Steps 4–6: Write the content into extractable answers
Users do not type keywords in ChatGPT, but type whole-sentence questions, such as "How long will it take to see results after importing GEO into B2B SaaS?" Step 4 requires you to make a list of these real questions. Each question corresponds to a paragraph or a page, and the title uses the question itself. Step 5: Decide whether to draw or not: give the answer directly in the first sentence of each paragraph, and put the reasons, numbers, and conditions later. ChatGPT extracts a paragraph that can stand alone. If a paragraph depends on its context to be understood, it cannot be extracted.
Step six is to invest resources in the right place. Instead of spreading content on a bunch of long-tail questions, it is better to write the most core paragraph impeccably, the shortest and most direct, and attach specific numbers. Because the pages named in the first round will be used repeatedly in subsequent inquiries, the reporting rate is much higher than the sporadic coverage of the long tail. This is also the reason why when we help clients plan GEO content, we first target a few high-value questions instead of spreading a hundred articles at once.
Steps 7–8: Evidence and then follow up
Step seven makes your content more like a trusted source. Add dates, specific numbers, comparison tables, and clickable links to data sources in key paragraphs, and use structured data like FAQPage to mark up questions and answers. The more evidence there is that can be read by a machine, the higher the chance it will be considered a citable source. Instead of writing "very effective", it is better to write sentences that can be verified, such as indicating how many times a certain category question was mentioned during the thirty-day project cycle.
Step eight is the only finishing step that cannot be omitted. Prepare a fixed list of prompt words and use the same questions to ask ChatGPT, Perplexity, and Gemini every week. Record whether you were named, who was squeezed out, and how the wording of the answer changed. This kind of continuous monitoring is exactly what Brand Radar is doing, turning the visibility of the AI engine into a line where trends can be seen, instead of relying on manual questioning and impression judgment every time. Without measurement, you have no idea whether the first seven steps have taken effect.

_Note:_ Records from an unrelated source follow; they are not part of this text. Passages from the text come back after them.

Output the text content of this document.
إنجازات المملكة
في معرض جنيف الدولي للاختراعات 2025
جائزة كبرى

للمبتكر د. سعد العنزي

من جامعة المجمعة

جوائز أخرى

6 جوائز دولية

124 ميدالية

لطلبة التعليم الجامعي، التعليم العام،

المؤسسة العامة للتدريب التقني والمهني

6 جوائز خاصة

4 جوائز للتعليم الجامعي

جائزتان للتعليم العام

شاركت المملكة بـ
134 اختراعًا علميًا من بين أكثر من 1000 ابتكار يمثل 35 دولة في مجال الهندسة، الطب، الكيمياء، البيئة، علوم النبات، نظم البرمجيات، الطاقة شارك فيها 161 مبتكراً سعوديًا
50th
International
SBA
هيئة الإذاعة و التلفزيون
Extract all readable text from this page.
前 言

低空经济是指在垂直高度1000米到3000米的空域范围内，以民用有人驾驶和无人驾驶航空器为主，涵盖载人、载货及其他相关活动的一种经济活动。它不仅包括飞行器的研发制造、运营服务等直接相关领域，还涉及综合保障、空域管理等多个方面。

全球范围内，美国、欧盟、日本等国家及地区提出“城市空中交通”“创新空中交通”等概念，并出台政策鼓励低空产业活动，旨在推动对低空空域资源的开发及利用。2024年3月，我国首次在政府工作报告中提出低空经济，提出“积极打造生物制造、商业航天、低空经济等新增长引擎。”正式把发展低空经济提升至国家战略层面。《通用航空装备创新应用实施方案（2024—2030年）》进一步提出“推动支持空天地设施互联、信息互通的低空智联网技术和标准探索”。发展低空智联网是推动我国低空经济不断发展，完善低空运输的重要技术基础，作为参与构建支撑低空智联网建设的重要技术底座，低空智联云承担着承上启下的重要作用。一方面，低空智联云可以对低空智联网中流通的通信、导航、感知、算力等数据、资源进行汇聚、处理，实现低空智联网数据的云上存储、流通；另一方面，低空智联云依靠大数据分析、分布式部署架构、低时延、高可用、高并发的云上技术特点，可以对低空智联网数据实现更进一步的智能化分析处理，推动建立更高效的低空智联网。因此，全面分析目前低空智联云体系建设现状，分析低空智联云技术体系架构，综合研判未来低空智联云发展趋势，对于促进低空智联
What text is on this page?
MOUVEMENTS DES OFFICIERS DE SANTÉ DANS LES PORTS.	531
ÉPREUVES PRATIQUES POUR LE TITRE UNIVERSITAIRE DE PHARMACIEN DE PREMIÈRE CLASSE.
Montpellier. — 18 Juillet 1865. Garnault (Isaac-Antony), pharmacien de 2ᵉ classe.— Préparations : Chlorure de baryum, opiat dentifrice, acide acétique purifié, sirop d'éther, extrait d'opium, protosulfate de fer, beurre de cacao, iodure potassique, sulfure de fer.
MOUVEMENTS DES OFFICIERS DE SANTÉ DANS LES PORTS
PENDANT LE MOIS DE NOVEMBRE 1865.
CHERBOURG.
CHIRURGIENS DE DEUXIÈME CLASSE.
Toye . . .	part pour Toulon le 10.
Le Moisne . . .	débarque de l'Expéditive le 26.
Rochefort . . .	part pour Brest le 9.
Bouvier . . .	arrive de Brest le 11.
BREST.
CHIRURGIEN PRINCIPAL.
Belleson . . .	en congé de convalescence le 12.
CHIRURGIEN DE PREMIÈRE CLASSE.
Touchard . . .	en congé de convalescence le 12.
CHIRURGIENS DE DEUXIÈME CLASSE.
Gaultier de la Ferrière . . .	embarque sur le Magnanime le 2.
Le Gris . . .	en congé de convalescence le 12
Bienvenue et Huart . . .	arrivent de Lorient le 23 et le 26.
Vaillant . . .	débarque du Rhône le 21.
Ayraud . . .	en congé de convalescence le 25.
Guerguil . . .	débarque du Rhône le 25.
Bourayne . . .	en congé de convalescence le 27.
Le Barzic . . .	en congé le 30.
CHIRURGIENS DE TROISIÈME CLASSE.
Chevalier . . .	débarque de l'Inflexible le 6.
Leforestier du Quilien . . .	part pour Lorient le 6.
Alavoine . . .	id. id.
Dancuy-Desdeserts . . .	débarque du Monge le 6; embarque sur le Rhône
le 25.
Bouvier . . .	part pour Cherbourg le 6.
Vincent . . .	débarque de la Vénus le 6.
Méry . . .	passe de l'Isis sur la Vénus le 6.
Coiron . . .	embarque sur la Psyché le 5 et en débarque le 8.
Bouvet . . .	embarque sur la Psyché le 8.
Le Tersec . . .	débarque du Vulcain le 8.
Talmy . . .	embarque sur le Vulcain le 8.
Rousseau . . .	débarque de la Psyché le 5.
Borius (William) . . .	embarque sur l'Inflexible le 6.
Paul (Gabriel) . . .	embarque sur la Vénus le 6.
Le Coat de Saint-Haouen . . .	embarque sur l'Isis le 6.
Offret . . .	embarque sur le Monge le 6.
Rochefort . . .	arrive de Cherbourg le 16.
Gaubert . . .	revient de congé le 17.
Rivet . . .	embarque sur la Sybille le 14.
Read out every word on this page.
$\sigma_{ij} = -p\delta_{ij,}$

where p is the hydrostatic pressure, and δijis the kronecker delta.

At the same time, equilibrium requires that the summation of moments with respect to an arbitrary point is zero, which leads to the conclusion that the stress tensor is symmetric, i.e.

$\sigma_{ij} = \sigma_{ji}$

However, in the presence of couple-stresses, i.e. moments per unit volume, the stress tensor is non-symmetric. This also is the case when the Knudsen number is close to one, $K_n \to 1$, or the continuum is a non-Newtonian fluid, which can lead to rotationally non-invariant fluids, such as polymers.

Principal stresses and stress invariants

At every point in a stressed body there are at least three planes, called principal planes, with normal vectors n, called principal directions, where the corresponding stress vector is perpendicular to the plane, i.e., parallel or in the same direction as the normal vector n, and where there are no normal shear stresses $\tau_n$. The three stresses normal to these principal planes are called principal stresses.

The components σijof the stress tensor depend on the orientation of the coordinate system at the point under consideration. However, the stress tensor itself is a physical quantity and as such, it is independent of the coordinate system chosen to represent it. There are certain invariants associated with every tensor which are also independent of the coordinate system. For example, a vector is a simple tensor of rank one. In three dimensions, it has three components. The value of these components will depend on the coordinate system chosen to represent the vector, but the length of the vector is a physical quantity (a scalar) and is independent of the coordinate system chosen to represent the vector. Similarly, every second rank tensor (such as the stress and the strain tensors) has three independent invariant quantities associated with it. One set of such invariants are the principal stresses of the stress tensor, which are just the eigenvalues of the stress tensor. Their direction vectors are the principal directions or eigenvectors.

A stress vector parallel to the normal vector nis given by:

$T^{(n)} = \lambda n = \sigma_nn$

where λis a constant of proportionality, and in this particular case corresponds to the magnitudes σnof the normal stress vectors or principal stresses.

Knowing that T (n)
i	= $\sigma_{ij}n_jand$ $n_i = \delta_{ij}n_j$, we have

We have seen too many websites with well-written content that were ignored by ChatGPT. The reasons are almost all for the same reason: robots.txt blocks search crawlers, or the brand entity is scattered across the entire network. Let’s open up the pipeline first, and then talk about the content.— Tenten GEO Consulting Team
Don’t think of these eight steps as a sequel to SEO. Improving Google rankings and adding more keywords will not automatically lead to citations from ChatGPT, because there are two sets of mechanisms that determine rankings and decisions to be included in answers. There are usually only two or three links that really get stuck for most brands: crawlers are blocked, Bing does not include them, or paragraphs cannot extract clean answers. If you want to know what piece of the ChatGPT path you are missing, you can [book a thirty-minute GEO diagnosis](/contact). We will use your actual questions to ask the AI engine and see on the spot whether you have been quoted, skipped, or replaced by a competing product.